Eisenacher Theaterkrieg

29. März 2012. Wenn nicht bis nächste Woche geklärt werden kann, wer die rund zwei Millionen Euro städtischen Eigenanteil für das Theater Eisenach übernimmt, muss allen Mitarbeitern gekündigt werden. Die verschuldete Stadt selbst ist zum Unterhalt ihres Theaters nicht mehr in der Lage. Das schreibt unter andererm die Thüringer Landeszeitung in ihrer heutigen Ausgabe.
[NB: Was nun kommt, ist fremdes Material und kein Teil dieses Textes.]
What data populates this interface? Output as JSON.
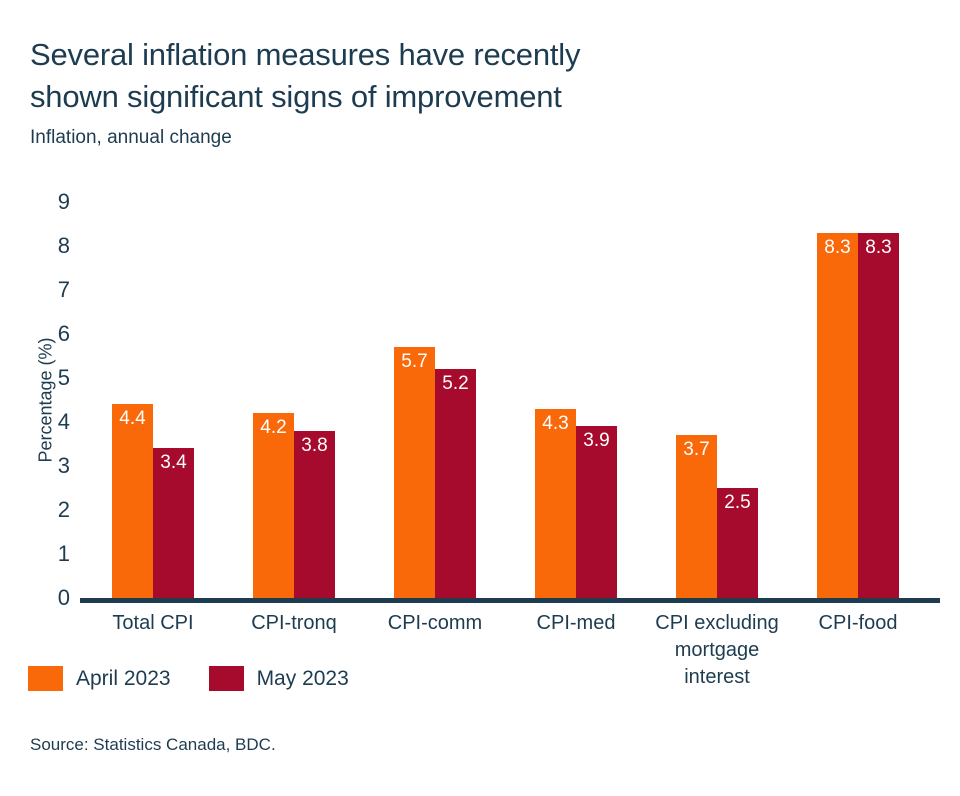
{
  "header": {
    "title_line1": "Several inflation measures have recently",
    "title_line2": "shown significant signs of improvement",
    "subtitle": "Inflation, annual change"
  },
  "chart_data": {
    "type": "bar",
    "categories": [
      "Total CPI",
      "CPI-tronq",
      "CPI-comm",
      "CPI-med",
      "CPI excluding mortgage interest",
      "CPI-food"
    ],
    "series": [
      {
        "name": "April 2023",
        "color": "#f9690a",
        "values": [
          4.4,
          4.2,
          5.7,
          4.3,
          3.7,
          8.3
        ]
      },
      {
        "name": "May 2023",
        "color": "#a60b2d",
        "values": [
          3.4,
          3.8,
          5.2,
          3.9,
          2.5,
          8.3
        ]
      }
    ],
    "value_labels": [
      [
        "4.4",
        "4.2",
        "5.7",
        "4.3",
        "3.7",
        "8.3"
      ],
      [
        "3.4",
        "3.8",
        "5.2",
        "3.9",
        "2.5",
        "8.3"
      ]
    ],
    "ylabel": "Percentage (%)",
    "ylim": [
      0,
      9
    ],
    "yticks": [
      "0",
      "1",
      "2",
      "3",
      "4",
      "5",
      "6",
      "7",
      "8",
      "9"
    ],
    "grid": false,
    "legend_position": "bottom-left"
  },
  "footer": {
    "source": "Source: Statistics Canada, BDC."
  },
  "colors": {
    "text": "#1e3c50",
    "axis": "#1e3c50",
    "april_2023": "#f9690a",
    "may_2023": "#a60b2d",
    "background": "#ffffff"
  }
}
Seit längerem schieben sich dem Blatt zufolge die Stadt und drei Landesministerien der schwarz-roten Regierung die Verantwortung für eine Übernahme des Fehlbetrags gegenseitig zu. Während das SPD geführte Kultusministerium nun den CDU-Finanzminister aufgefordert habe, das Geld über eine Bedarfszuweisung aus dem Landesausgleichsstock bereitzustellen, weise man dort die Forderung mit Blick auf die SPD regierte Stadt zurück.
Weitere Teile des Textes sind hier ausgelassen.